SysV x86-64. `rbx`, `rbp`, `r12`–`r15` are callee-saved: push/pop at function entry/exit if used. Everything else is caller-saved; assume it's destroyed after any call. Clobbering a callee-saved register without saving it won't crash immediately: it corrupts whatever the caller stored there, and you'll spend an hour in GDB before tracing it back.

Stack is 16-byte aligned before `call`. The return address push leaves it misaligned by 8 on function entry. Functions that call other functions and haven't pushed an odd number of 8-byte values need `sub rsp, 8` to re-align before the first nested call.

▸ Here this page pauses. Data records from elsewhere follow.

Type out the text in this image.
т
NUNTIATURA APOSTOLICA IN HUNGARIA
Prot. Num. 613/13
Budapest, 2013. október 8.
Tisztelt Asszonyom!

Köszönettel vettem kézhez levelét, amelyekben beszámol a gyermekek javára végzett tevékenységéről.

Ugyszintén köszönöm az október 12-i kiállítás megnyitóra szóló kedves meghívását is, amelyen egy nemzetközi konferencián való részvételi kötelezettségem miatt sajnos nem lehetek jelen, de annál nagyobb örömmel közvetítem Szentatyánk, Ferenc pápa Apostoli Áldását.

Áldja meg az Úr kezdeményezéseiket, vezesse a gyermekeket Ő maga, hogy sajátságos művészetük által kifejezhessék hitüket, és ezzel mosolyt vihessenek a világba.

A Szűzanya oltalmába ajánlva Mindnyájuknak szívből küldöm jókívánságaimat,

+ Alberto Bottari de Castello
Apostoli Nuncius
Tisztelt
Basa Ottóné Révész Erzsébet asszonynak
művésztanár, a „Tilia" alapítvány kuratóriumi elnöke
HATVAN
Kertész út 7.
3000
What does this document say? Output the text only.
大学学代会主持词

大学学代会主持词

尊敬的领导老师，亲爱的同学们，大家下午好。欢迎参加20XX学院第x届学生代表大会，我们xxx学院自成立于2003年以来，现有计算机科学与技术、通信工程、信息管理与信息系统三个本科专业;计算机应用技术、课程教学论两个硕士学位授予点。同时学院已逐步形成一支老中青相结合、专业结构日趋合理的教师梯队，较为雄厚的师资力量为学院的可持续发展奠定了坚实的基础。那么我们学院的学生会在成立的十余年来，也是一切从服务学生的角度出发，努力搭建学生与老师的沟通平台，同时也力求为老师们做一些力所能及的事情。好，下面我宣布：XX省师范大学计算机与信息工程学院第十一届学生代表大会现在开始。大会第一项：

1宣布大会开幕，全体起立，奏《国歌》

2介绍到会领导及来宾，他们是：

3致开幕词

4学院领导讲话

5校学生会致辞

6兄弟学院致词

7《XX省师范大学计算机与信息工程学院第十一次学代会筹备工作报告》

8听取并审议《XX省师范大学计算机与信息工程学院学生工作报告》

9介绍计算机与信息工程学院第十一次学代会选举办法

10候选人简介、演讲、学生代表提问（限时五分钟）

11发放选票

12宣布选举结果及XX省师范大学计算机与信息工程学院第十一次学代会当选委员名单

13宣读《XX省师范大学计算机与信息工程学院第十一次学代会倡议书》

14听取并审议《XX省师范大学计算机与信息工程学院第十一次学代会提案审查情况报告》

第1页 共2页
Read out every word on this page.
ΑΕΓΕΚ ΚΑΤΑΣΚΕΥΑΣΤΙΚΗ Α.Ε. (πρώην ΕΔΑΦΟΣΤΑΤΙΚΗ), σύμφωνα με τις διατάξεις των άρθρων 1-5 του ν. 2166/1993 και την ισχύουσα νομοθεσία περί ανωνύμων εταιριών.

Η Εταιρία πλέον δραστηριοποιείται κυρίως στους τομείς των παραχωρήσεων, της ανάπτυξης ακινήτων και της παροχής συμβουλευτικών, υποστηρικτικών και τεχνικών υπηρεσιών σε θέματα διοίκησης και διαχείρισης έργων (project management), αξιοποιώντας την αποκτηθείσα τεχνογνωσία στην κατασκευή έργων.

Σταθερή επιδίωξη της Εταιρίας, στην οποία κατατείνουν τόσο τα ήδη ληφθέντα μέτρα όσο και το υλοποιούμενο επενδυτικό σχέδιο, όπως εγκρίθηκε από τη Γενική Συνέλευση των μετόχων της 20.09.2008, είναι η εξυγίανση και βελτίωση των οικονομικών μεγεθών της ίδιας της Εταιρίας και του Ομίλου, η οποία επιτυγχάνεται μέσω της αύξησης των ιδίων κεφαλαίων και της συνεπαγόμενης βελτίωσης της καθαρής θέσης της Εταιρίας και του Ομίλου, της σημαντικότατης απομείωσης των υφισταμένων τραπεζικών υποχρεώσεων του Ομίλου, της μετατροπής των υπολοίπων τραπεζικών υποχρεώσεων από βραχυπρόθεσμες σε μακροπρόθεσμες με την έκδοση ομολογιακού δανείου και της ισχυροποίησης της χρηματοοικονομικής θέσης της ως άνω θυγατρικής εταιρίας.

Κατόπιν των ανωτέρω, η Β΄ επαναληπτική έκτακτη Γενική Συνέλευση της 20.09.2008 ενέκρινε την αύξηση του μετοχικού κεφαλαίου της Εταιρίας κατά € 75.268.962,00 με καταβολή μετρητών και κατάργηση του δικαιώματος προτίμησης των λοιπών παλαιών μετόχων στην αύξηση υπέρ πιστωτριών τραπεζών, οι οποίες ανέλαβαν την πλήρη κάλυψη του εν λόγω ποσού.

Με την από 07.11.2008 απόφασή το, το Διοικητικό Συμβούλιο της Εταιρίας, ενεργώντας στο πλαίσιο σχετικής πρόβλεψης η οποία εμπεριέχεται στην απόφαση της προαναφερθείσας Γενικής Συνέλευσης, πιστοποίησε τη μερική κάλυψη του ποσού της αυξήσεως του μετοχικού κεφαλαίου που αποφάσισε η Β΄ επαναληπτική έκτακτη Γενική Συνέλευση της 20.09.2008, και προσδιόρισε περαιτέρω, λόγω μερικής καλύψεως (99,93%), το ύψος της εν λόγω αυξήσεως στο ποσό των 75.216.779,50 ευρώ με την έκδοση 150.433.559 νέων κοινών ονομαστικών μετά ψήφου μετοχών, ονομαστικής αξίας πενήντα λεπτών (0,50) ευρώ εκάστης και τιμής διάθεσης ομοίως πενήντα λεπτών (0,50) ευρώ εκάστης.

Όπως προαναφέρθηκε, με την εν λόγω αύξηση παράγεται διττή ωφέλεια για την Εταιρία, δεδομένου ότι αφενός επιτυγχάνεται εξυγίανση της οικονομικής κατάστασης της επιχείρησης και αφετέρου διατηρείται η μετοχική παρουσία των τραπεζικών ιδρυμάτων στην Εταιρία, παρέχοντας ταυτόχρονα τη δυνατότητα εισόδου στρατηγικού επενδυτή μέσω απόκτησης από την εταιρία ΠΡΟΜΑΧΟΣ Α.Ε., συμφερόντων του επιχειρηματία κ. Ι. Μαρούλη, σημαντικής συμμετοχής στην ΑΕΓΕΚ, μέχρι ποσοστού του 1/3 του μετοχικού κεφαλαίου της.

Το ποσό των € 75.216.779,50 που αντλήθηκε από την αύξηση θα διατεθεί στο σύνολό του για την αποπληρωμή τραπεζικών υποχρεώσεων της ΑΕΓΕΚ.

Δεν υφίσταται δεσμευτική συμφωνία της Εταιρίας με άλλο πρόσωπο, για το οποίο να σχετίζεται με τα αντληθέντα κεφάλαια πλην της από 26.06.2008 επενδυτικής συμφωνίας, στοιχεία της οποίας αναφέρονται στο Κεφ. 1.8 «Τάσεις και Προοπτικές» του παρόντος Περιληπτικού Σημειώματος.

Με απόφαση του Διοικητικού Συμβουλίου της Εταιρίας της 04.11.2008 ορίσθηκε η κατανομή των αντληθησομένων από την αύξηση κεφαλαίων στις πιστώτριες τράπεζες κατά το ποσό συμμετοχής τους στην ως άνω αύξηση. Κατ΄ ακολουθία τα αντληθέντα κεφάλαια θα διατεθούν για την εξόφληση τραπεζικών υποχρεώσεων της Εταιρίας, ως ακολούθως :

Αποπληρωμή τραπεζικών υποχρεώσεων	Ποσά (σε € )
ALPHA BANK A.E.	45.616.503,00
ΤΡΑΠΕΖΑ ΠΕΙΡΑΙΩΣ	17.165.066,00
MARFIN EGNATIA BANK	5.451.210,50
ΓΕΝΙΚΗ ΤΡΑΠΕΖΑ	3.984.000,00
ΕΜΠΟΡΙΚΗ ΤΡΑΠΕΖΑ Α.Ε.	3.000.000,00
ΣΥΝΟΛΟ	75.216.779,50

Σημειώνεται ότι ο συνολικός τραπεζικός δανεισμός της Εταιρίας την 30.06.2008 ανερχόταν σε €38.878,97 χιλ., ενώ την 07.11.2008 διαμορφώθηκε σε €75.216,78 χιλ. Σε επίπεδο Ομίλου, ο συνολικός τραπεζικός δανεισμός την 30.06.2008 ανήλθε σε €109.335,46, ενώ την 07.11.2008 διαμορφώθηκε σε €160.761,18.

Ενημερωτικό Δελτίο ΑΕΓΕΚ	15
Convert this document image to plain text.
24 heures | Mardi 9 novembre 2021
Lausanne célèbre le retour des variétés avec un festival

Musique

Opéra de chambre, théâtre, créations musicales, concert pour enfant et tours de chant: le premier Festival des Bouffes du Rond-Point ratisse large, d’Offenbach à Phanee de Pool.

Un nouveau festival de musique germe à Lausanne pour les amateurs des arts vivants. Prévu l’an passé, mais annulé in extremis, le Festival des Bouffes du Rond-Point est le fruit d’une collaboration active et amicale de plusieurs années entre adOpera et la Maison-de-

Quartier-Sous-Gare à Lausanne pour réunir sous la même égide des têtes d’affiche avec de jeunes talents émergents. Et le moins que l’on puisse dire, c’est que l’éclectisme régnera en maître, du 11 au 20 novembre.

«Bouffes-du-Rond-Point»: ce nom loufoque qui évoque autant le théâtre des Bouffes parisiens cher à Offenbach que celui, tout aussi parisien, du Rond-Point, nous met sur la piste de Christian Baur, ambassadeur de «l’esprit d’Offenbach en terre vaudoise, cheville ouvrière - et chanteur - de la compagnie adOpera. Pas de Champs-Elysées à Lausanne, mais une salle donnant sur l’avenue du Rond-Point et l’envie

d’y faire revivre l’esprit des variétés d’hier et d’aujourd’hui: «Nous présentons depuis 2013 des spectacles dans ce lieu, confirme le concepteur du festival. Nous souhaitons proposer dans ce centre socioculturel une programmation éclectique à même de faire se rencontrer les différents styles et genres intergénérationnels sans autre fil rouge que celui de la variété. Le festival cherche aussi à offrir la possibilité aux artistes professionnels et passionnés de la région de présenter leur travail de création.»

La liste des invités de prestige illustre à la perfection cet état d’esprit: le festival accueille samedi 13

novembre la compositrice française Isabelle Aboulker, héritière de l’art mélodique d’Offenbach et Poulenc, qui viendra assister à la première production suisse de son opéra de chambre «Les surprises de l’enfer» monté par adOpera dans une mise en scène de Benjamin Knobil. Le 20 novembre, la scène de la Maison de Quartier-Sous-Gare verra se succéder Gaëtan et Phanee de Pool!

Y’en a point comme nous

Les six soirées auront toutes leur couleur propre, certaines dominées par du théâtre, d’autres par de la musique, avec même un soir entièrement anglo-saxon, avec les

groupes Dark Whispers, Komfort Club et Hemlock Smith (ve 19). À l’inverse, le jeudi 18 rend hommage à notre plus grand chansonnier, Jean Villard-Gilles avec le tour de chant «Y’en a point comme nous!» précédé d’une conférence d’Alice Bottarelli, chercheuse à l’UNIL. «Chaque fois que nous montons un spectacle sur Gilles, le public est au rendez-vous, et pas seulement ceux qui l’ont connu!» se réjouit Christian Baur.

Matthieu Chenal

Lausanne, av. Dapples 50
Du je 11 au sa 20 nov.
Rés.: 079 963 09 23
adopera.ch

Signal handlers run on the same stack. The red zone below `rsp` is not safe to use.

## Known Issues

`col_top` and `col_bot` are single bytes. Values above 255 truncate silently. `MAX_SCREEN_ROWS` is capped at 200, so this doesn't bite in practice.

Angle normalisation does one add or subtract. If `ROT_SPEED` were ever >= 360 this would wrap incorrectly: it's 5, so it won't.

SIGWINCH is not handled. Resize after startup corrupts the border until restart.

DDA iteration cap is 32. Fine for a 16×16 map. Raise it if the map grows past `MAP_WIDTH + MAP_HEIGHT > 32`.

## Debugging

```bash
gdb ./baremetal
(gdb) layout asm
(gdb) layout regs
(gdb) b cast_ray
(gdb) b render_frame
(gdb) si
(gdb) x/16xb &world_map
(gdb) x/gd &player_x # raw Q8 value
(gdb) p *(long*)&player_x >> 8 # map cell
```

Terminal stuck in raw mode after a crash: `reset`.